I am done with everyone saying that life and love can be chalked up to change, growth, time, drifting. Yes, it happens but it doesn’t mean that you can’t bend and mold with it to keep the people in your life that once made you so happy your cheeks hurt from smiling too much. Yes, break-ups and divorces happen but that doesn’t mean you have to live a life in dislike towards the other person; it happened, it hurt but good came from it too and that good cannot be lost. Love is not something that should be treated as though it is temporary, the love stays, it’s just the type of love that changes.

We are taught now to see that endings are on the horizon. Promises are meant to be broken (yes, there are times when it is necessary, but not always). We grow up playing with hearts and minds.
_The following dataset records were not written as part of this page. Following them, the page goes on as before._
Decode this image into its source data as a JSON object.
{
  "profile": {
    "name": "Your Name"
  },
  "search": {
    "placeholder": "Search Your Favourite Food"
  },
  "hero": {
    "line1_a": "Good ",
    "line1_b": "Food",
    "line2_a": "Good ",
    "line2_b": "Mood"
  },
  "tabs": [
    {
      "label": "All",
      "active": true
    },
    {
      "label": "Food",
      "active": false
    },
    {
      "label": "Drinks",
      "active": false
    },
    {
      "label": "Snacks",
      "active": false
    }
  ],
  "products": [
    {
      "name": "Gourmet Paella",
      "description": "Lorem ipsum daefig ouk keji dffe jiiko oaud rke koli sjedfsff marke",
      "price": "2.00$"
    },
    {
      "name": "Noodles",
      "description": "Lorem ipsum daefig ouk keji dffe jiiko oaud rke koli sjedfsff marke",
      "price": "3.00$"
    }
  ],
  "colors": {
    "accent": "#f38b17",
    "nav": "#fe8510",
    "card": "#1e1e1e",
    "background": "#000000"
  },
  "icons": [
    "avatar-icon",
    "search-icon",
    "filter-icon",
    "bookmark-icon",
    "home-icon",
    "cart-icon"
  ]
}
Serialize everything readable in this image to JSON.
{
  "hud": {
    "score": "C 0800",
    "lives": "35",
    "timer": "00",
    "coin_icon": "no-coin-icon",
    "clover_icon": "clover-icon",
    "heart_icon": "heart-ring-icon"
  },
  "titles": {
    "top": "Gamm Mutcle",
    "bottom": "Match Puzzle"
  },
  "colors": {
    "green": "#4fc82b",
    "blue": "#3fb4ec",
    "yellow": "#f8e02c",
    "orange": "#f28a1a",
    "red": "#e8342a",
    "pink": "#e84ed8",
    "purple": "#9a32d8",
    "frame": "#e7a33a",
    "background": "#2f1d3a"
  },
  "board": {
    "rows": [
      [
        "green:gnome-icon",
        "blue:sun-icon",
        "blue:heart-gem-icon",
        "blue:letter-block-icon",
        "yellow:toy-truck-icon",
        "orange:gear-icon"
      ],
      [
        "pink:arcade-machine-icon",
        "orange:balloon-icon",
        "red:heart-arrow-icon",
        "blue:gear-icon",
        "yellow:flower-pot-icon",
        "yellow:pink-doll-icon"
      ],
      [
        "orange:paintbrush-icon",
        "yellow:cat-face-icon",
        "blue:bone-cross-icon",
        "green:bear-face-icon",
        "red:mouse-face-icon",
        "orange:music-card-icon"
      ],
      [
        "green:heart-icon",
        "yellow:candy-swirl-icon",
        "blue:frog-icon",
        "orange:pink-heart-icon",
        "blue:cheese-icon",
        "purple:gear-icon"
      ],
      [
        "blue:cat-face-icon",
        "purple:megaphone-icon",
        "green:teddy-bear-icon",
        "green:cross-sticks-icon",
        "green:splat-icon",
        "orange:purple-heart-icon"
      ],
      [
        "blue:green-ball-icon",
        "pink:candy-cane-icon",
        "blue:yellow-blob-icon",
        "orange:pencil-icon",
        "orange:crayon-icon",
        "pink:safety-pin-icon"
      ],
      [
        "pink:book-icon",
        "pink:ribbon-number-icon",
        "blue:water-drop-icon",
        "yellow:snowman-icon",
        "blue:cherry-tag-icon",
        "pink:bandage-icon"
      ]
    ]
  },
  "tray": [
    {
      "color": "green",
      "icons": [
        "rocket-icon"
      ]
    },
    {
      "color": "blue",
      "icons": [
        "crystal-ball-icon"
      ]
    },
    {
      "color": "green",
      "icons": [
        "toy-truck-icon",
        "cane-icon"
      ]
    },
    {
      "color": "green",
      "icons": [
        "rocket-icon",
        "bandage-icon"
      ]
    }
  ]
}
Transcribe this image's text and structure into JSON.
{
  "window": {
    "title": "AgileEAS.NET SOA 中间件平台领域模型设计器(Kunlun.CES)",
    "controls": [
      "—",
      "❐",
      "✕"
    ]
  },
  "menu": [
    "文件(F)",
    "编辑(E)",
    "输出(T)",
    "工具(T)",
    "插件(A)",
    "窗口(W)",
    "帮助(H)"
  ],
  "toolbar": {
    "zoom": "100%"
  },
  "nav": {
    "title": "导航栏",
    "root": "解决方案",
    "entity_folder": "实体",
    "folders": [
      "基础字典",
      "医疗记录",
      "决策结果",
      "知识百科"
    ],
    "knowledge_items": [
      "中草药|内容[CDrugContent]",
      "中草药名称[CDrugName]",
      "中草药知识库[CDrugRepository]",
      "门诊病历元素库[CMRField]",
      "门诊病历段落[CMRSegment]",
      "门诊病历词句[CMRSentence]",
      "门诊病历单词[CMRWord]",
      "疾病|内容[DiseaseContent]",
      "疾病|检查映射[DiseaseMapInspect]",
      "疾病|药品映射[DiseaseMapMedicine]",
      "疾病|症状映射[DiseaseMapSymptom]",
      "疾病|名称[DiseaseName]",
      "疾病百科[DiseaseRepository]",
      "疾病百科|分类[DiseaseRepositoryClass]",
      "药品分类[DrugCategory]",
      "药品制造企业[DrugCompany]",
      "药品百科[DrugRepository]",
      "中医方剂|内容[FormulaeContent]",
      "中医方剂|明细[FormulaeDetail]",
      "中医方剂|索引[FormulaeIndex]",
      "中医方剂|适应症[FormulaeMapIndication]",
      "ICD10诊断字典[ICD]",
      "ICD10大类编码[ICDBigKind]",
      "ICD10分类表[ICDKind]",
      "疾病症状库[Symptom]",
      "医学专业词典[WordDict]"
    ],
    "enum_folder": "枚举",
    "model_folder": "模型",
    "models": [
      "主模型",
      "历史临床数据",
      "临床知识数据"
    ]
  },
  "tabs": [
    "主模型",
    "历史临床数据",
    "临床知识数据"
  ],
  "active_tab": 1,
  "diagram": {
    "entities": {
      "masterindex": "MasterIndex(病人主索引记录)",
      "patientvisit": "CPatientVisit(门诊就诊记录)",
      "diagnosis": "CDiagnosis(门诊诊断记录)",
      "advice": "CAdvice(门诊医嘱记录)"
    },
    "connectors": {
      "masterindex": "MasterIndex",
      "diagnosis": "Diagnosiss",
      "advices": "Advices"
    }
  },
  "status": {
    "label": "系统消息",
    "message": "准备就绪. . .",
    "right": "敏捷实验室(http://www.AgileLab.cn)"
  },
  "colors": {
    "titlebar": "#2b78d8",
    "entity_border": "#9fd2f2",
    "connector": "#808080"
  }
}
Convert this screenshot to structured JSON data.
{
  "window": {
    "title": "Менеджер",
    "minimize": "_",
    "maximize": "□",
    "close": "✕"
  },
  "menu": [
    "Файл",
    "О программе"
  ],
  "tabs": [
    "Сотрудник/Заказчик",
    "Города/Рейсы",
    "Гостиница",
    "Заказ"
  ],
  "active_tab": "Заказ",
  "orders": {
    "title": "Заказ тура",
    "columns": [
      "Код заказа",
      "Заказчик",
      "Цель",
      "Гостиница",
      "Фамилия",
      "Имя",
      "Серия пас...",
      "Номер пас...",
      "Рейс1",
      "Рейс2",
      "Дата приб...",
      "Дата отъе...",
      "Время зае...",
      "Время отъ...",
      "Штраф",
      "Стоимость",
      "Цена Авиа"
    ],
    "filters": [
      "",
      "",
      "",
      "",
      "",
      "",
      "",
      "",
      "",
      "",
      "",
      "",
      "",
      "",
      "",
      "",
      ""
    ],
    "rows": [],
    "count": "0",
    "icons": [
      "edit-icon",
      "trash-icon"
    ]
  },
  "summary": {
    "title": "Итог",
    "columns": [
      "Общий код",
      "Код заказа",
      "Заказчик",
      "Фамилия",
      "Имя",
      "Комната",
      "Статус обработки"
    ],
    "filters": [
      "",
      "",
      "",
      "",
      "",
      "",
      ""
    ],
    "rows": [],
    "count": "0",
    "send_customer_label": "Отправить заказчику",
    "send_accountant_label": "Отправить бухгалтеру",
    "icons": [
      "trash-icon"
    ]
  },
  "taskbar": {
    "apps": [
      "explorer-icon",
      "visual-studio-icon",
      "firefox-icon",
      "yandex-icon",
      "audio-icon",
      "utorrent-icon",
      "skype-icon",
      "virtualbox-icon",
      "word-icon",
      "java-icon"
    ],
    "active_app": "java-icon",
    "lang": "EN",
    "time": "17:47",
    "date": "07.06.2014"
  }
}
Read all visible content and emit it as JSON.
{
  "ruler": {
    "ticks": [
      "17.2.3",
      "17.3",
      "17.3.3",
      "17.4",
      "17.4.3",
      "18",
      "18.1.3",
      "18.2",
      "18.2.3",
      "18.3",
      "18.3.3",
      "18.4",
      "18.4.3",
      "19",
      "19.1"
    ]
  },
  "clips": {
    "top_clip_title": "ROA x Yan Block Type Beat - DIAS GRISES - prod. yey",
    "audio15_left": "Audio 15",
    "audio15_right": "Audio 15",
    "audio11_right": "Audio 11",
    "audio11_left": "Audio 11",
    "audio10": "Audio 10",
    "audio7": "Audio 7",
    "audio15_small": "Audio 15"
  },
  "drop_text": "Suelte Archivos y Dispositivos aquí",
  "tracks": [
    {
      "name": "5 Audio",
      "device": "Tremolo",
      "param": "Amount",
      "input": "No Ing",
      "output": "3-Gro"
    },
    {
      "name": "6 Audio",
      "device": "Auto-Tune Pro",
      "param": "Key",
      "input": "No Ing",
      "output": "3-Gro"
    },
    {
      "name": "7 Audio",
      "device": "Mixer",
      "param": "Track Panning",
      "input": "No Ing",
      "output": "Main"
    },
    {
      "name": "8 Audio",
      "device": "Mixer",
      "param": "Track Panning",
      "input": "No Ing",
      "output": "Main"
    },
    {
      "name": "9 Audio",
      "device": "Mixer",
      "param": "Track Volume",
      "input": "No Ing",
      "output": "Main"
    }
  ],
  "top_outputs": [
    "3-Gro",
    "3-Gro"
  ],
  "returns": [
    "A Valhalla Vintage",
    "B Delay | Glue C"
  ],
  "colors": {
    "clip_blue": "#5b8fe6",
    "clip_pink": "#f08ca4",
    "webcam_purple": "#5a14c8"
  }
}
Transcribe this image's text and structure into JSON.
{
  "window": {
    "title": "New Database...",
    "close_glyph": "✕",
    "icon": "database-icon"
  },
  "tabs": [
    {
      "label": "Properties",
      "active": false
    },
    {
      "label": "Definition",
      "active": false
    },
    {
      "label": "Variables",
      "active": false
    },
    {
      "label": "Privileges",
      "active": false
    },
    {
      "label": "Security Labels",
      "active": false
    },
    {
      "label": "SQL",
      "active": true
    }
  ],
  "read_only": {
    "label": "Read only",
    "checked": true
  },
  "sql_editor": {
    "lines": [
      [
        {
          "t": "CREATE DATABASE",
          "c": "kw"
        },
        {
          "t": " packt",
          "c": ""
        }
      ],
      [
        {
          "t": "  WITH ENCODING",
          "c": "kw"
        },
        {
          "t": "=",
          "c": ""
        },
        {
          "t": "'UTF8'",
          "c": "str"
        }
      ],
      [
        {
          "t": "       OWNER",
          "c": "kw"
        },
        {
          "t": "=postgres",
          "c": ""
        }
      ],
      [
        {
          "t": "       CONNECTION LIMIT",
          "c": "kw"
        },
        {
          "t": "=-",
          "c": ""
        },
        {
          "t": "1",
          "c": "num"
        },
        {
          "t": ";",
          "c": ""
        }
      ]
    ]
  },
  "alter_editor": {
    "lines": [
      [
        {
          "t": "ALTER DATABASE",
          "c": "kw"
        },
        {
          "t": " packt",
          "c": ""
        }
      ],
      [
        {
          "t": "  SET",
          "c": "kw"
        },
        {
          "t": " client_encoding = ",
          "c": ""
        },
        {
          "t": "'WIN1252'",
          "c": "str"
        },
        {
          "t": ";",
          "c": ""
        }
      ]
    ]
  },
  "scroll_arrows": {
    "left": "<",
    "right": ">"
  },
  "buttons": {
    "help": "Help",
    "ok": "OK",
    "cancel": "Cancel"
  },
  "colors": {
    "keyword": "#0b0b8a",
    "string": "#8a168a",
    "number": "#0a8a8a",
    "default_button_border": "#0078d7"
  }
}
But yet, we are supposed to be searching for ‘the one’ when we are teaching ourselves the opposite.

I don’t want that with you, for you, with any of you.

I want the messy. I want the bad days because there are so many more good ones. I want you to see how stubborn I really am and laugh it off. I want to understand you and you, me. I want all the contradictions, the uncertainties, the inconsistencies. I want it all.

“I want to see you at your worst, at your best and everything in-between.”

I want it real and I want it raw. Because that is love, real love.

So, I will stay. I will stay even when it hurts. I will stay when it is messy. I will stay. I will fight for you, with you, all of you. I will be your constant when everyone leaves. I promise.